2. En cas de refus total ou partiel, le demandeur peut adresser, dans un délai de quinze jours ouvrables suivant la réception de la réponse de l’institution, une demande confirmative tendant à ce que celle-ci révise sa position.

3. À titre exceptionnel, par exemple lorsque la demande porte sur un document très long ou sur un très grand nombre de documents, le délai prévu au paragraphe 1 peut, moyennant information préalable du demandeur et motivation circonstanciée, être prolongé de quinze jours ouvrables.

4. L’absence de réponse de l’institution dans le délai requis habilite le demandeur à présenter une demande confirmative [sous-entendu : rien n’oblige vraiment l’institution à vous répondre dans le délai initial de 15 jours. Après 15 jours sans réponse, si vous êtes têtu, faites une demande confirmative (art. 8 ci-dessous), c’est-à-dire : réitérez votre demande, en rappelant votre demande initiale].

Article 8 Traitement des demandes confirmatives

1. [et c’est reparti pour un tour comme supra (art. 7) ...] Les demandes confirmatives sont traitées avec promptitude. Dans un délai de quinze jours ouvrables à partir de l’enregistrement de la demande, l’institution soit octroie l’accès au document demandé et le fournit dans le même délai conformément à l’article 10, soit communique, dans une réponse écrite, les motifs de son refus total ou partiel.
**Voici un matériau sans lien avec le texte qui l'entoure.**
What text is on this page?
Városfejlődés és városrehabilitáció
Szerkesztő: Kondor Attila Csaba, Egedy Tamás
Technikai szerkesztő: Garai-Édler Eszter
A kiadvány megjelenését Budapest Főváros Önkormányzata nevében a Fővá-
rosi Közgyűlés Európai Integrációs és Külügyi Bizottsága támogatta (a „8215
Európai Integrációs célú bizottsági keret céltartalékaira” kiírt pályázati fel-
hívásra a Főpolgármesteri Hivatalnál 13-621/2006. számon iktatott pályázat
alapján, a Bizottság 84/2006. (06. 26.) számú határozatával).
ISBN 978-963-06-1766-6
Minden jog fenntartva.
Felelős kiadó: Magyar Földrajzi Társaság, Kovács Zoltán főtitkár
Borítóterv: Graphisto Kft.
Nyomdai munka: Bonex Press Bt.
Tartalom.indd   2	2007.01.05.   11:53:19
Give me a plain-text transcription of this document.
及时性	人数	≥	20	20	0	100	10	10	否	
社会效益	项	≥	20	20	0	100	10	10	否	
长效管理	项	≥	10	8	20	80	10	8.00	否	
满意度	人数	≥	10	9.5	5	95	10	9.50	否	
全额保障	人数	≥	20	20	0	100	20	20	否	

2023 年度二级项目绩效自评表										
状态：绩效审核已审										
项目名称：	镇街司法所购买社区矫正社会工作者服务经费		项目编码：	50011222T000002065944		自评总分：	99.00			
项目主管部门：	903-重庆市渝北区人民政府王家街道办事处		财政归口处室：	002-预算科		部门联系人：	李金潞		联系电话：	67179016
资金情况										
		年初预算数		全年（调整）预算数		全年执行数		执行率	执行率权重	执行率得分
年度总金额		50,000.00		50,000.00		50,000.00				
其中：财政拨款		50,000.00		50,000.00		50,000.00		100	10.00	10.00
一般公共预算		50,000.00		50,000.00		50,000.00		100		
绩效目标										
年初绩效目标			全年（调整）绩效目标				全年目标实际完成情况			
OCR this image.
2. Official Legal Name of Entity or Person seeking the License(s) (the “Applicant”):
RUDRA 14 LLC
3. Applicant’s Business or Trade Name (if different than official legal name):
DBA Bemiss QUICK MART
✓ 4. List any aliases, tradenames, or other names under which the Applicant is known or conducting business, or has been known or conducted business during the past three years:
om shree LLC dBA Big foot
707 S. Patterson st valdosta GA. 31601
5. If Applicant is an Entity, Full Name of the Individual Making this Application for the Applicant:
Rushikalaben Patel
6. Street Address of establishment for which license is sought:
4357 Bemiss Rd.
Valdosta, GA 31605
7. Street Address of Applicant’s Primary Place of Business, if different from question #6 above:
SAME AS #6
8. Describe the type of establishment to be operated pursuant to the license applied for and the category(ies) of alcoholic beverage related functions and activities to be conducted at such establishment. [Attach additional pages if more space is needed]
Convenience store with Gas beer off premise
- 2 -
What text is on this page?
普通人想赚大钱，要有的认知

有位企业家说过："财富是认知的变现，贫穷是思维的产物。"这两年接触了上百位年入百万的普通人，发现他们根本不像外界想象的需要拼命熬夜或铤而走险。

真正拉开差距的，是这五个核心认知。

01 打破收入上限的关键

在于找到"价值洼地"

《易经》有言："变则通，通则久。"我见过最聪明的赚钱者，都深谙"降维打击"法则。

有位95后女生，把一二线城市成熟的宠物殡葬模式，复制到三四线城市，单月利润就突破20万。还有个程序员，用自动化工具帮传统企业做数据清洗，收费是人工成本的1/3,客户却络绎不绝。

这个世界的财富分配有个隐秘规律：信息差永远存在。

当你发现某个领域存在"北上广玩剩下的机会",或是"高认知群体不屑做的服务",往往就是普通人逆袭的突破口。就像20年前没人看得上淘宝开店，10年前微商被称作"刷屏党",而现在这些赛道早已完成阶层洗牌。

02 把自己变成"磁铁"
Si elle refuse totalement ou partiellement l’accès, l’institution informe le demandeur des voies de recours dont il dispose, à savoir former un recours juridictionnel contre l’institution [conseil : vu le délai et le coût, en pratique, on évitera cette voie] et/ou présenter une plainte au Médiateur européen [moins cher, plus simple et plus rapide ...], selon les conditions prévues respectivement aux articles 230 et 195 du traité CE.

2. A titre exceptionnel, par exemple lorsque la demande porte sur un document très long ou sur un très grand nombre de documents, le délai prévu au paragraphe 1 peut, moyennant information préalable du demandeur et motivation circonstanciée, être prolongé de quinze jours ouvrables.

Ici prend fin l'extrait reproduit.